The Forward to a book.

Digital Camera

Contemplation.

All experience is subjective. There is no beginning or end to a work we have witnessed a shift in these concepts. One drifts into an existence that becomes an unremitting commitment to the emancipation of the word. When I gather my thoughts to write on what ails us I am taken back on a journey. It is 1968 the Beatles are in Rishikesh, India, learning Transcendental Meditation. I am in Paris playing their music; ‘Back in the USSR’. I am dreaming of how I can be like my heroes; Che Guevara, Angela Davis and Bobby Searle; heroes that would stay with me and frame much of my life in the social movements. Everything has changed now. The old social movements have gone.
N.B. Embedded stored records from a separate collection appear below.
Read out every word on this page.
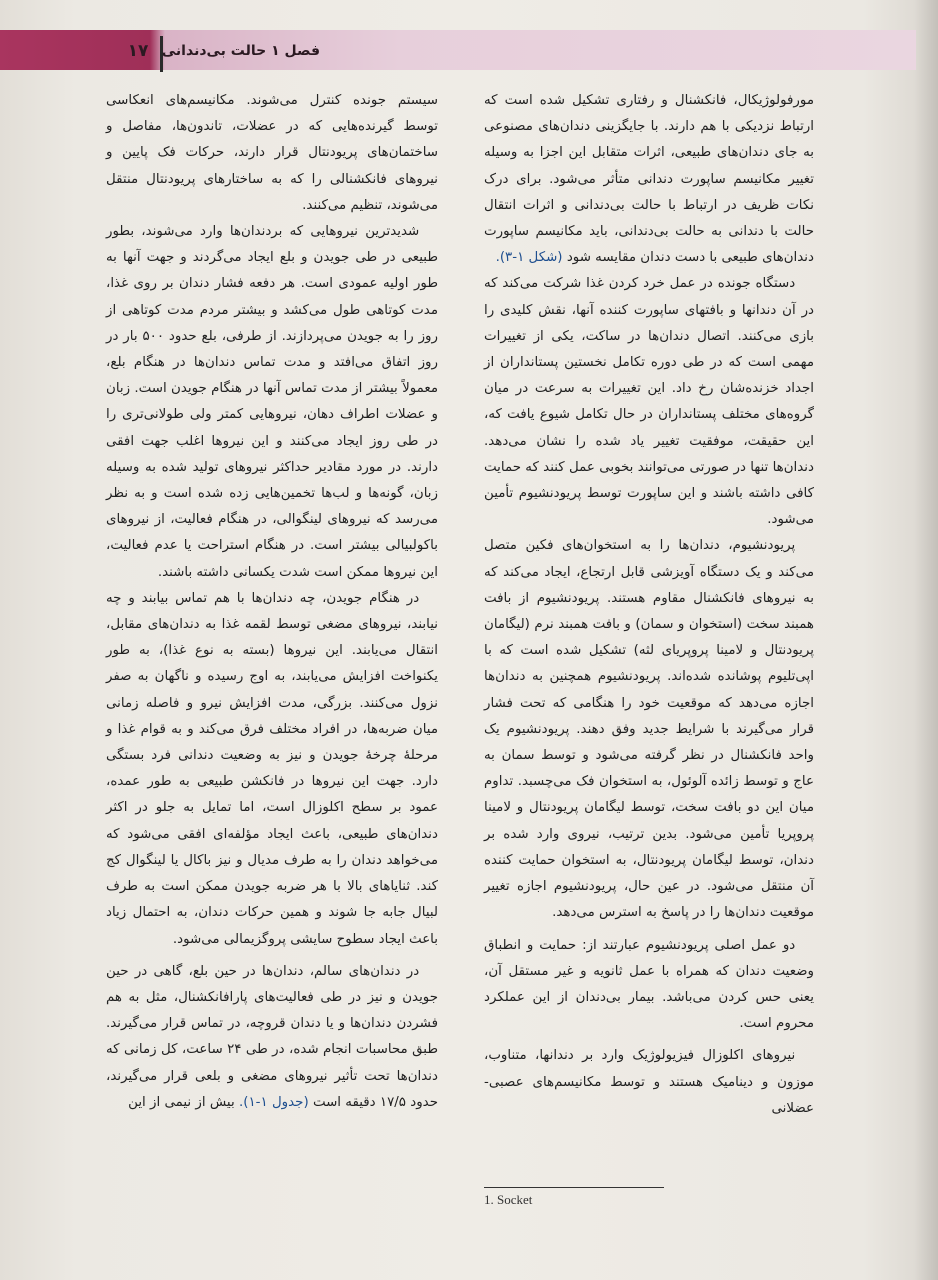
۱۷ فصل ۱ حالت بی‌دندانی

مورفولوژیکال، فانکشنال و رفتاری تشکیل شده است که ارتباط نزدیکی با هم دارند. با جایگزینی دندان‌های مصنوعی به جای دندان‌های طبیعی، اثرات متقابل این اجزا به وسیله تغییر مکانیسم ساپورت دندانی متأثر می‌شود. برای درک نکات ظریف در ارتباط با حالت بی‌دندانی و اثرات انتقال حالت با دندانی به حالت بی‌دندانی، باید مکانیسم ساپورت دندان‌های طبیعی با دست دندان مقایسه شود (شکل ۱-۳).

دستگاه جونده در عمل خرد کردن غذا شرکت می‌کند که در آن دندانها و بافتهای ساپورت کننده آنها، نقش کلیدی را بازی می‌کنند. اتصال دندان‌ها در ساکت، یکی از تغییرات مهمی است که در طی دوره تکامل نخستین پستانداران از اجداد خزنده‌شان رخ داد. این تغییرات به سرعت در میان گروه‌های مختلف پستانداران در حال تکامل شیوع یافت که، این حقیقت، موفقیت تغییر یاد شده را نشان می‌دهد. دندان‌ها تنها در صورتی می‌توانند بخوبی عمل کنند که حمایت کافی داشته باشند و این ساپورت توسط پریودنشیوم تأمین می‌شود.

پریودنشیوم، دندان‌ها را به استخوان‌های فکین متصل می‌کند و یک دستگاه آویزشی قابل ارتجاع، ایجاد می‌کند که به نیروهای فانکشنال مقاوم هستند. پریودنشیوم از بافت همبند سخت (استخوان و سمان) و بافت همبند نرم (لیگامان پریودنتال و لامینا پروپریای لثه) تشکیل شده است که با اپی‌تلیوم پوشانده شده‌اند. پریودنشیوم همچنین به دندان‌ها اجازه می‌دهد که موقعیت خود را هنگامی که تحت فشار قرار می‌گیرند با شرایط جدید وفق دهند. پریودنشیوم یک واحد فانکشنال در نظر گرفته می‌شود و توسط سمان به عاج و توسط زائده آلوئول، به استخوان فک می‌چسبد. تداوم میان این دو بافت سخت، توسط لیگامان پریودنتال و لامینا پروپریا تأمین می‌شود. بدین ترتیب، نیروی وارد شده بر دندان، توسط لیگامان پریودنتال، به استخوان حمایت کننده آن منتقل می‌شود. در عین حال، پریودنشیوم اجازه تغییر موقعیت دندان‌ها را در پاسخ به استرس می‌دهد.

دو عمل اصلی پریودنشیوم عبارتند از: حمایت و انطباق وضعیت دندان که همراه با عمل ثانویه و غیر مستقل آن، یعنی حس کردن می‌باشد. بیمار بی‌دندان از این عملکرد محروم است.

نیروهای اکلوزال فیزیولوژیک وارد بر دندانها، متناوب، موزون و دینامیک هستند و توسط مکانیسم‌های عصبی- عضلانی

سیستم جونده کنترل می‌شوند. مکانیسم‌های انعکاسی توسط گیرنده‌هایی که در عضلات، تاندون‌ها، مفاصل و ساختمان‌های پریودنتال قرار دارند، حرکات فک پایین و نیروهای فانکشنالی را که به ساختارهای پریودنتال منتقل می‌شوند، تنظیم می‌کنند.

شدیدترین نیروهایی که بردندان‌ها وارد می‌شوند، بطور طبیعی در طی جویدن و بلع ایجاد می‌گردند و جهت آنها به طور اولیه عمودی است. هر دفعه فشار دندان بر روی غذا، مدت کوتاهی طول می‌کشد و بیشتر مردم مدت کوتاهی از روز را به جویدن می‌پردازند. از طرفی، بلع حدود ۵۰۰ بار در روز اتفاق می‌افتد و مدت تماس دندان‌ها در هنگام بلع، معمولاً بیشتر از مدت تماس آنها در هنگام جویدن است. زبان و عضلات اطراف دهان، نیروهایی کمتر ولی طولانی‌تری را در طی روز ایجاد می‌کنند و این نیروها اغلب جهت افقی دارند. در مورد مقادیر حداکثر نیروهای تولید شده به وسیله زبان، گونه‌ها و لب‌ها تخمین‌هایی زده شده است و به نظر می‌رسد که نیروهای لینگوالی، در هنگام فعالیت، از نیروهای باکولبیالی بیشتر است. در هنگام استراحت یا عدم فعالیت، این نیروها ممکن است شدت یکسانی داشته باشند.

در هنگام جویدن، چه دندان‌ها با هم تماس بیابند و چه نیابند، نیروهای مضغی توسط لقمه غذا به دندان‌های مقابل، انتقال می‌یابند. این نیروها (بسته به نوع غذا)، به طور یکنواخت افزایش می‌یابند، به اوج رسیده و ناگهان به صفر نزول می‌کنند. بزرگی، مدت افزایش نیرو و فاصله زمانی میان ضربه‌ها، در افراد مختلف فرق می‌کند و به قوام غذا و مرحلهٔ چرخهٔ جویدن و نیز به وضعیت دندانی فرد بستگی دارد. جهت این نیروها در فانکشن طبیعی به طور عمده، عمود بر سطح اکلوزال است، اما تمایل به جلو در اکثر دندان‌های طبیعی، باعث ایجاد مؤلفه‌ای افقی می‌شود که می‌خواهد دندان را به طرف مدیال و نیز باکال یا لینگوال کج کند. ثنایاهای بالا با هر ضربه جویدن ممکن است به طرف لبیال جابه جا شوند و همین حرکات دندان، به احتمال زیاد باعث ایجاد سطوح سایشی پروگزیمالی می‌شود.

در دندان‌های سالم، دندان‌ها در حین بلع، گاهی در حین جویدن و نیز در طی فعالیت‌های پارافانکشنال، مثل به هم فشردن دندان‌ها و یا دندان قروچه، در تماس قرار می‌گیرند. طبق محاسبات انجام شده، در طی ۲۴ ساعت، کل زمانی که دندان‌ها تحت تأثیر نیروهای مضغی و بلعی قرار می‌گیرند، حدود ۱۷/۵ دقیقه است (جدول ۱-۱). بیش از نیمی از این

1. Socket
Today, the Revolution is put down; those movements have died along with the utopian notions of happiness, blissfulness and togetherness.  Today, the factories are bigger; the workers have increased their technological know-how; the products are more sophisticated and the lifestyle more salubrious. Today, we are all encouraged to be physically enterprising while being more politically subdued. But today, many are no better off than they were a hundred years ago. There are new forms of bondage giving rise to new cries for freedom.  Yet now, freedom is a complex order of diversity rather than a dialectics. It spans utilitarianism and the natural systems; but ‘natural’ means something different too.  Today, ‘natural’ is an intricate structure where carbohydrates are replacing hydrocarbons and water is no longer delineated by the cool tranquillity of a flowing stream, but an item on a chemical table marked H20. The biodiversity is being replaced by monocultures while manufactured fertilizers are degrading the nutrients in the soil. The Green Revolution is hailed a success, but higher food yields have not eliminated the world’s hunger.  Nor has the heavy consumption in the west made us content.  There is still social disquiet, disarray and political protest, there are still wars, murders, rapes and voyeurs, but they appear to have little impact and we, the socially mindful, caring, spiritual beings are asking; are we losing the battle for our survival? I turn to my art for solace. (November 2001).